The Mental Health Security: The New Mad in Burkina Faso’s Urban Context

 Supervisors Ann Cassiman (University of Leuven) and Paul Wenzel Geissler (University of Oslo)

Save some exceptions (Dakar, Accra), mental health care structures in West-Africa are generally weak and mental health care policies are often only partially, if at all, implemented. This PhD project focuses on mental health patients in the context of institutionalized health care in Ouagadougou as well as in more informal settings, such as the street, the household and the family context in which they reside or live. The project explores the links between notions of mental illness, madness and the urban setting and will contribute to our understanding of, firstly, how the urban context creates conditions of social abandonment (inasmuch as the city enhances the breakdown of local kinship and family networks) and, secondly, how urban life, including an increased economic and spiritual competition contributes to a redefinition of the notions of madness and sanity itself, as well as the relations of care and dependency that shape them. Thirdly, the project studies the history of post-colonial psychiatry in West Africa and Burkina Faso in particular, and the role and diversity of the psychiatric profession, between endogenous and biomedical notions of mental health, but also between progressive 1970s psychiatry and present abandonment.
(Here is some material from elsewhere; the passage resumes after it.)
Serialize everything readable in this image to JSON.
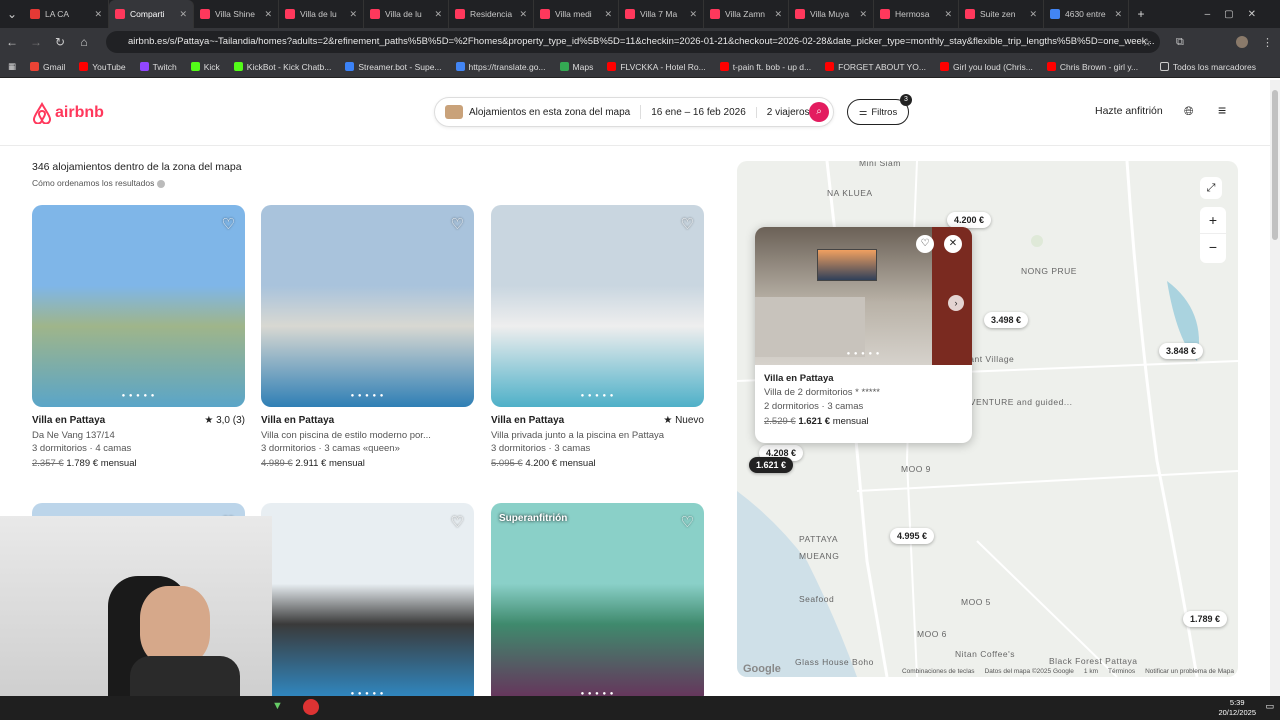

The proposed PhD project will draw on ethnographic research with mental health patients, their families and caretakers, medical professionals and health care institutions, including a historic perspective on the institutions and the professionals. It explores and analyses formal and informal services and structures of mental health care in Ouagadougou and the role of churches and civil society initiatives that respond to pressing mental healthcare needs in the absence of more official responses. The research will also include exploring endogenous definitions, constructions and perceptions of madness, sanity and insanity in Burkina Faso, new forms of social abandonment and exclusion; historical and contemporary discourses on ‘madness’ and the mentally ill and health security in public media.

The project will be based on 12 months of ethnographic fieldwork, including 3 months of secondment to the Institut de Sciences et Sociétés (INSS) in Ouagadougou, during which the PhD student will take part in on-going (action)research programs.